FIG. 1 illustrates an exemplary prior art system in which produced well fluids 1 from an underwater hydrocarbon production zone (C) is sent to the topsides of a FPSO (floating production, storage and offloading) vessel located in a body of water (B). The produced well fluids 1 are sent to a production separator (E) which separates out by density differences an associated gas stream (4), an oil stream (2), and a produced water stream (3). After suitable water treatment, the produced water (3) is often discharged back into the body of water (B) or reinjected back into the hydrocarbon reservoir (C) or other subterranean reservoir. The oil product of oil stream 2 is often stabilized, and then stored into the hull of the FPSO (A). Stabilized refers to the removal of light gases such C1-C5 gases leaving an oil product with low vapor pressure. Since there is often no available pipeline to export the associated gas stream from the FPSO to a nearby market, the gas stream (4) is either sent to a flare (F) and burned to produce a flue gas (6) or to gas injection compressors (G). Reinjected gas (8) is sent to a gas injection zone (D) that may be located underneath the hydrocarbon production zone (C).

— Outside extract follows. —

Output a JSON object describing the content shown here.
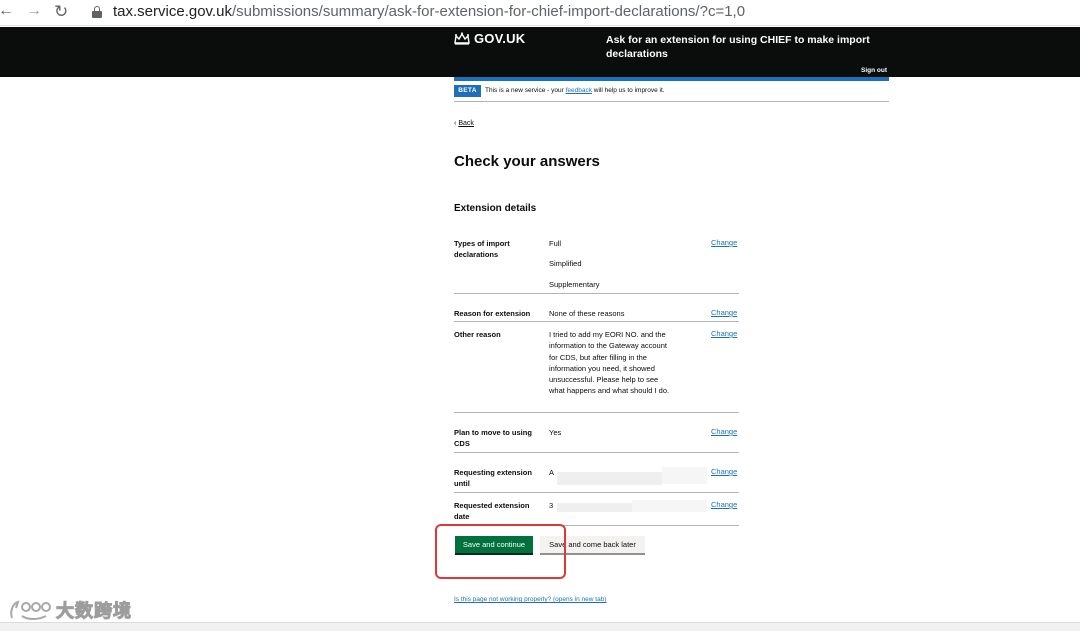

Suggestions have been to optimize the separation of CO2 from associated gases. For example U.S. patent application Ser. No. 12/361,961, entitled Process for Upgrading Natural Gas with Improved Management of Gas, suggests using crosslinked polymer membranes to effectively separate CO2 from natural gas. The CO2 stream may be reinjected into subterranean formations and the natural gas used such as for creating Fischer-Tropsch products. The contents of this application are hereby incorporated by reference in its entirety.
U.S. patent application Ser. No. 12/974,337, entitled Process and System for Blending Synthetic and Natural Crude Oils Derived from Offshore Produced Fluids, discloses that associated gas are separated into CO2 enriched permeate stream and a CO2 depleted gas product stream. The gas product stream is converted into synthesis gas (hydrogen (H2) and carbon monoxide (CO)) by gas reformers and then the synthesis gas is converted by contacting hybrid catalysts in a gas conversion reactor to produce an effluent containing water, gas and hydrocarbons which, preferably, are general free of wax products (C21+) at ambient temperatures and conditions. The wax free product or synthetic crude oil may then be stabilized by removing light gases and blended with the natural crude oil and stored aboard a production platform or vessel. Wax typically causes numerous problems in Fischer-Tropsch operations. Accordingly, wax is often required to be cracked by way of hydrocracker unit back into liquid products at ambient conditions. However, with weight and space being a premium on an offshore platform, producing a generally wax free hydrocarbon liquid or synthetic crude oil does away with the need for such a hydrocracking unit. The contents of this application are hereby incorporated by reference in its entirety.
There are opportunities for improvements in such systems that use polymer membranes to separate CO2 gas from product gases of associated gas and then use the product gas to produce synthetic crude oil suitable for storage or transport on a vessel. The present disclosure describes such improvements.